Following promotion to colonel on 21 May 1888, Wood was from 1889 to 1894 A.G.G. at Headquarters, and from 1894 to 1899 he was in command of the Royal Engineers at Malta. On 1 April 1899 he was appointed Commanding Royal Engineer at Aldershot Garrison. After the Second Boer War broke out in October 1899, he was asked to accompany Sir Redvers Buller and the 1st Army Corps as they went to South Africa. On arrival he was appointed Chief Engineer in South Africa, with local rank of major-general, and continued as such until the war ended in June 1902. For his war service he was thrice mentioned in despatches, received the Queen's South Africa Medal with five clasps and the King's South Africa Medal with two clasps, and was promoted to a Knight Commander of the Order of the Bath (KCB) in the 1901 South Africa Honours list (the order was dated to 29 November 1900). He returned to the United Kingdom on the SS Dunvegan Castle, which arrived in Southampton in early September 1902, and was invested with the KCB by King Edward VII at Buckingham Palace on 24 October 1902.

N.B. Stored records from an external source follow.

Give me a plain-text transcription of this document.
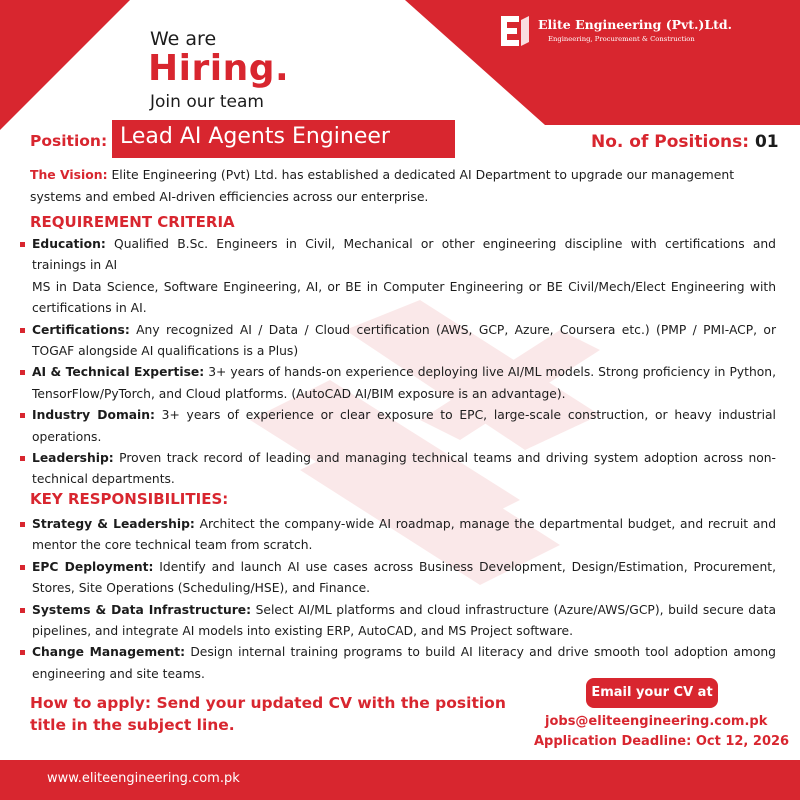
Elite Engineering (Pvt.)Ltd.
Engineering, Procurement & Construction
We are
Hiring.
Join our team
Position: Lead AI Agents Engineer	No. of Positions: 01
The Vision: Elite Engineering (Pvt) Ltd. has established a dedicated AI Department to upgrade our management systems and embed AI-driven efficiencies across our enterprise.
REQUIREMENT CRITERIA
Education: Qualified B.Sc. Engineers in Civil, Mechanical or other engineering discipline with certifications and trainings in AI
MS in Data Science, Software Engineering, AI, or BE in Computer Engineering or BE Civil/Mech/Elect Engineering with certifications in AI.
Certifications: Any recognized AI / Data / Cloud certification (AWS, GCP, Azure, Coursera etc.) (PMP / PMI-ACP, or TOGAF alongside AI qualifications is a Plus)
AI & Technical Expertise: 3+ years of hands-on experience deploying live AI/ML models. Strong proficiency in Python, TensorFlow/PyTorch, and Cloud platforms. (AutoCAD AI/BIM exposure is an advantage).
Industry Domain: 3+ years of experience or clear exposure to EPC, large-scale construction, or heavy industrial operations.
Leadership: Proven track record of leading and managing technical teams and driving system adoption across non-technical departments.
KEY RESPONSIBILITIES:
Strategy & Leadership: Architect the company-wide AI roadmap, manage the departmental budget, and recruit and mentor the core technical team from scratch.
EPC Deployment: Identify and launch AI use cases across Business Development, Design/Estimation, Procurement, Stores, Site Operations (Scheduling/HSE), and Finance.
Systems & Data Infrastructure: Select AI/ML platforms and cloud infrastructure (Azure/AWS/GCP), build secure data pipelines, and integrate AI models into existing ERP, AutoCAD, and MS Project software.
Change Management: Design internal training programs to build AI literacy and drive smooth tool adoption among engineering and site teams.
How to apply: Send your updated CV with the position title in the subject line.
Email your CV at
jobs@eliteengineering.com.pk
Application Deadline: Oct 12, 2026
www.eliteengineering.com.pk
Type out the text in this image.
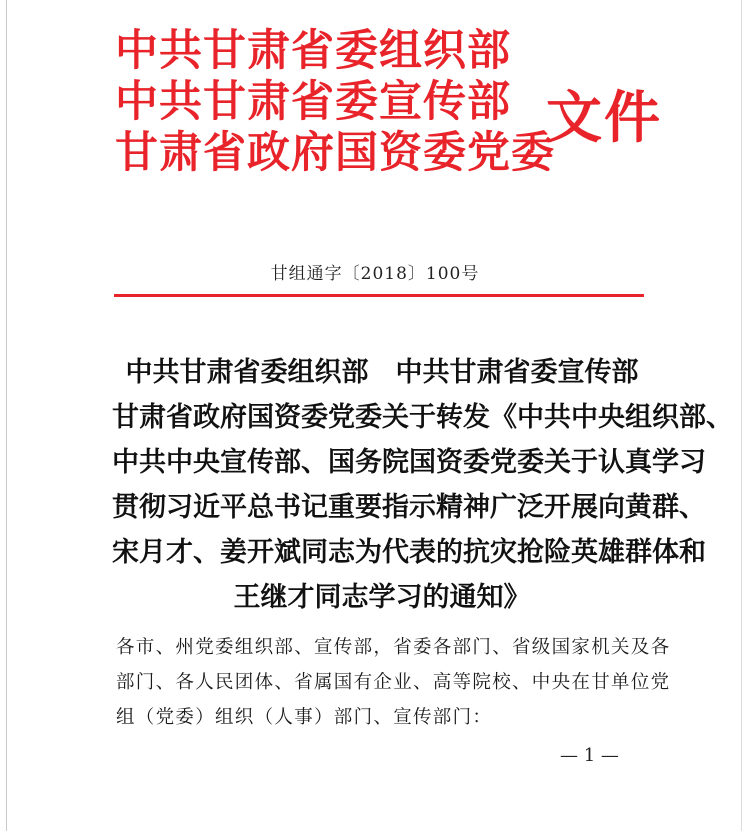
中共甘肃省委组织部
中共甘肃省委宣传部
甘肃省政府国资委党委
文件
甘组通字〔2018〕100号
中共甘肃省委组织部　中共甘肃省委宣传部
甘肃省政府国资委党委关于转发《中共中央组织部、
中共中央宣传部、国务院国资委党委关于认真学习
贯彻习近平总书记重要指示精神广泛开展向黄群、
宋月才、姜开斌同志为代表的抗灾抢险英雄群体和
王继才同志学习的通知》
各市、州党委组织部、宣传部，省委各部门、省级国家机关及各
部门、各人民团体、省属国有企业、高等院校、中央在甘单位党
组（党委）组织（人事）部门、宣传部门：
— 1 —
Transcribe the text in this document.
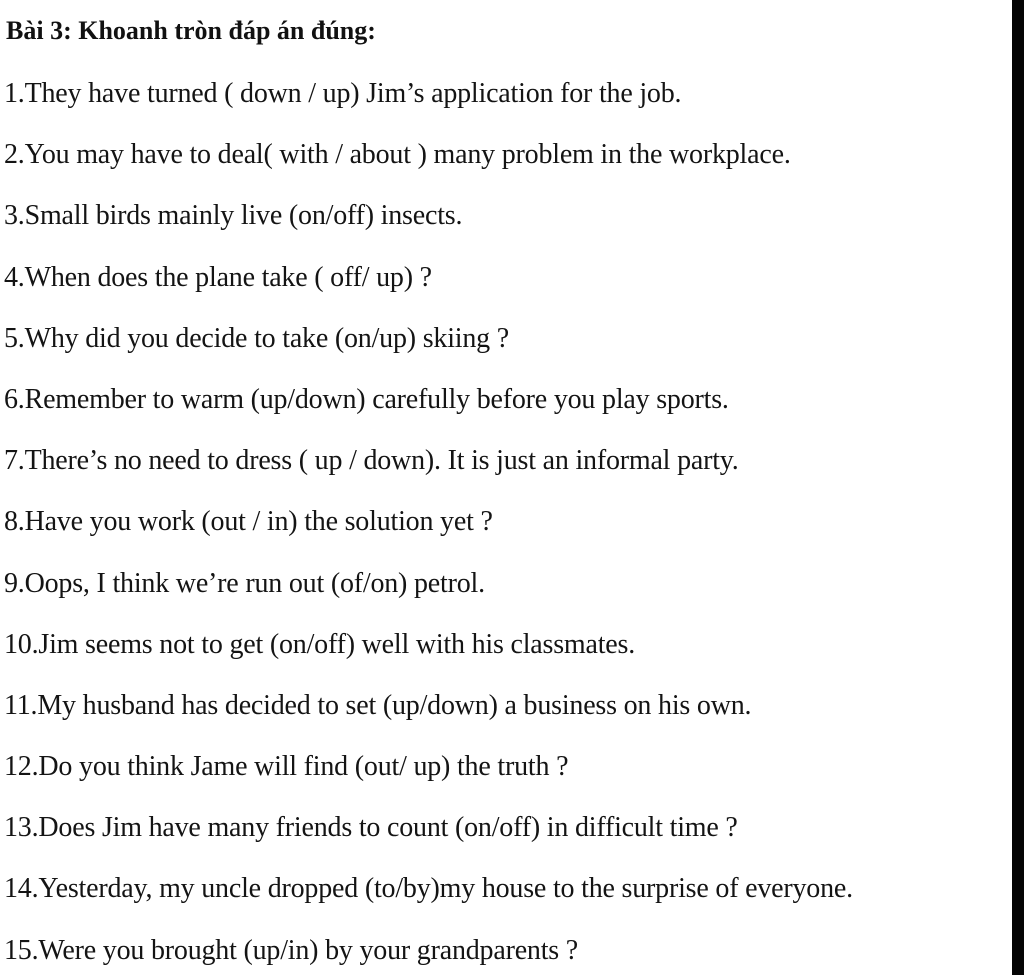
Bài 3: Khoanh tròn đáp án đúng:
1.They have turned ( down / up) Jim’s application for the job.
2.You may have to deal( with / about ) many problem in the workplace.
3.Small birds mainly live (on/off) insects.
4.When does the plane take ( off/ up) ?
5.Why did you decide to take (on/up) skiing ?
6.Remember to warm (up/down) carefully before you play sports.
7.There’s no need to dress ( up / down). It is just an informal party.
8.Have you work (out / in) the solution yet ?
9.Oops, I think we’re run out (of/on) petrol.
10.Jim seems not to get (on/off) well with his classmates.
11.My husband has decided to set (up/down) a business on his own.
12.Do you think Jame will find (out/ up) the truth ?
13.Does Jim have many friends to count (on/off) in difficult time ?
14.Yesterday, my uncle dropped (to/by)my house to the surprise of everyone.
15.Were you brought (up/in) by your grandparents ?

Wood was appointed in command of the Royal Engineers, 1st Army Corps based at Aldershot Garrison, on 8 September 1902, and received the substantive rank of major-general on the same day (this was later dated back to 22 August 1902 as he was promoted for Distinguished service in the Field in the October 1902 South Africa Honours list). He retired from the army in 1906.

In 1924 he published Life and Adventure in Peace and War.

==Family==
Wood married, in 1906, Annie Beatrice Bourne, daughter of Colonel Robert Bourne and widow of Horace R. Dugmore. They lived at Holmer Park, Hereford, and he died on 7 September 1931.